El ejercicio físico ha sido objeto de numerosos estudios que demuestran su influencia positiva en la salud mental y emocional. Especialistas en el área coinciden en que no es necesario realizar actividades extremas o pasar horas en el gimnasio para experimentar mejoras en el estado de ánimo. La clave radica en la regularidad y en elegir actividades que sean placenteras y sostenibles en el tiempo.
### La Relación entre Ejercicio y Bienestar Psicológico
Investigaciones científicas han demostrado que el ejercicio físico puede reducir síntomas de depresión, ansiedad y estrés, al tiempo que mejora el bienestar general.
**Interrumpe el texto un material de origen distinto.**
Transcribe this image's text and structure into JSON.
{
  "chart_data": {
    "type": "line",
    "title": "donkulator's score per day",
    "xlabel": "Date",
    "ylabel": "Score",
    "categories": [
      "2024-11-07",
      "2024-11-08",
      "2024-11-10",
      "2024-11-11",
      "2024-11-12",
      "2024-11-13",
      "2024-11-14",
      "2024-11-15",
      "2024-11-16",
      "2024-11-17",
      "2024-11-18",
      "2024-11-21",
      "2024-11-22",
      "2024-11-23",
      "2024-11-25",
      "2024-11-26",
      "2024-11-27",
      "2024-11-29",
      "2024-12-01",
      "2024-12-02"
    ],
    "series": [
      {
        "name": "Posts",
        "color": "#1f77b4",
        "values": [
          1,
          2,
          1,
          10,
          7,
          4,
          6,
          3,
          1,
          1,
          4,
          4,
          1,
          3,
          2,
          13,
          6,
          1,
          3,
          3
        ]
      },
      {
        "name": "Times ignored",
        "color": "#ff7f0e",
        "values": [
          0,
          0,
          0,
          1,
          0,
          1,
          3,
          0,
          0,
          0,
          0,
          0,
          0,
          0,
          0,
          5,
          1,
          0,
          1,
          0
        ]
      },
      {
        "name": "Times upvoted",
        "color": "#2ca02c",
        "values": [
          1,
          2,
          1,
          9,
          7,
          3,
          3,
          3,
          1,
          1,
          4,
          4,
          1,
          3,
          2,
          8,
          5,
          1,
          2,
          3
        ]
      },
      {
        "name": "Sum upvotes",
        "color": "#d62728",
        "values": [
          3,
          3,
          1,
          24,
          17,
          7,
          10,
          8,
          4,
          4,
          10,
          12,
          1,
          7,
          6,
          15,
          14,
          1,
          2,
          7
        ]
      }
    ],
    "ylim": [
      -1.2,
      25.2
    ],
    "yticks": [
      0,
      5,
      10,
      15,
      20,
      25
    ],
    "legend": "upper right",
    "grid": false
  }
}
Francisco Ceric, director del Laboratorio de Neurociencia Afectiva de la Universidad del Desarrollo, señala que hay abundante evidencia que respalda la idea de que la actividad física mejora el bienestar psicológico en todas las edades y contextos. Además, practicar ejercicio en entornos naturales puede potenciar aún más estos beneficios, mejorando la autoestima y reduciendo las respuestas fisiológicas al estrés.
La Organización Mundial de la Salud recomienda que los adultos de entre 18 y 64 años realicen entre 150 y 300 minutos de actividad física moderada a la semana para obtener mejoras en su bienestar psicológico. Esto no significa que debas planificar toda tu actividad física en un solo día; puedes distribuirla a lo largo de la semana. Por ejemplo, realizar al menos 30 minutos de ejercicio durante tres o cuatro días puede ser suficiente para notar cambios positivos en tu estado de ánimo.
C.J. Brush, profesor adjunto de kinesiología en la Universidad de Auburn, menciona que incluso breves periodos de actividad, como 30 segundos o dos minutos, pueden ser beneficiosos. Sin embargo, es importante tener en cuenta que los efectos positivos del ejercicio en el estado de ánimo no siempre son inmediatos. Muchas personas comienzan a notar mejoras después de haber realizado actividad física, lo que se respalda por un metaanálisis que concluyó que la actividad física está asociada con un mejor estado anímico.
### Tipos de Ejercicio y sus Beneficios
El ejercicio aeróbico ha sido el foco de muchos estudios debido a su facilidad de realización y a los beneficios que aporta. Un estudio publicado en 2021 en la revista Affective Science concluyó que el ejercicio aeróbico no solo mejora el bienestar, sino que también genera una mayor sensación de control sobre la vida. Además, puede reducir el estado de ánimo negativo y la rumiación, que son pensamientos negativos repetitivos. Sin embargo, Brush también destaca que el entrenamiento de resistencia ha mostrado efectos positivos similares en el estado de ánimo.
Investigaciones recientes han demostrado que tanto el ejercicio aeróbico como el de resistencia, o una combinación de ambos, son efectivos para mejorar síntomas de depresión y ansiedad. Un metaanálisis de 2022 reveló que la actividad física está asociada con un menor riesgo de desarrollar depresión, y que cualquier aumento en la actividad puede tener beneficios para la salud mental. Otro estudio de 2024 determinó que el ejercicio contribuye a tratar la depresión y sus síntomas.
Los efectos inmediatos del ejercicio en el estado de ánimo se deben a varios factores. Ceric explica que el ejercicio provoca un aumento en la liberación de endorfinas, neurotransmisores que están relacionados con la sensación de bienestar, y una disminución del cortisol, lo que ayuda a reducir el estrés fisiológico. Además, el ejercicio mejora la eficiencia metabólica y el uso de energía, lo que contribuye a una mejoría sistémica si se mantiene en el tiempo.
### Recomendaciones para Mejorar el Estado de Ánimo a Través del Ejercicio
Para maximizar los beneficios del ejercicio en el estado de ánimo, Ceric sugiere elegir actividades que sean agradables y adecuadas a tus intereses y nivel físico. Caminar, andar en bicicleta, nadar o practicar algún deporte son opciones que pueden ser beneficiosas. Lo esencial es que la actividad sea sostenible y que la disfrutes. No es necesario que sea intensa o extenuante; lo que importa es establecer un hábito saludable.
Incorporar actividades al aire libre también puede ser ventajoso, ya que el contacto con la naturaleza potencia los efectos positivos sobre el estado de ánimo y ayuda a reducir el estrés. Hacer ejercicio en compañía de otras personas puede ser otra estrategia efectiva para mejorar el estado de ánimo. Además, es fundamental complementar el ejercicio con un buen descanso, una alimentación equilibrada y hábitos de sueño saludables, lo que optimiza los ciclos circadianos y, por ende, la salud física y psicológica.
Si tienes dudas sobre tu salud o cómo comenzar a incorporar el ejercicio en tu vida, es recomendable consultar con un especialista que pueda guiarte en el proceso.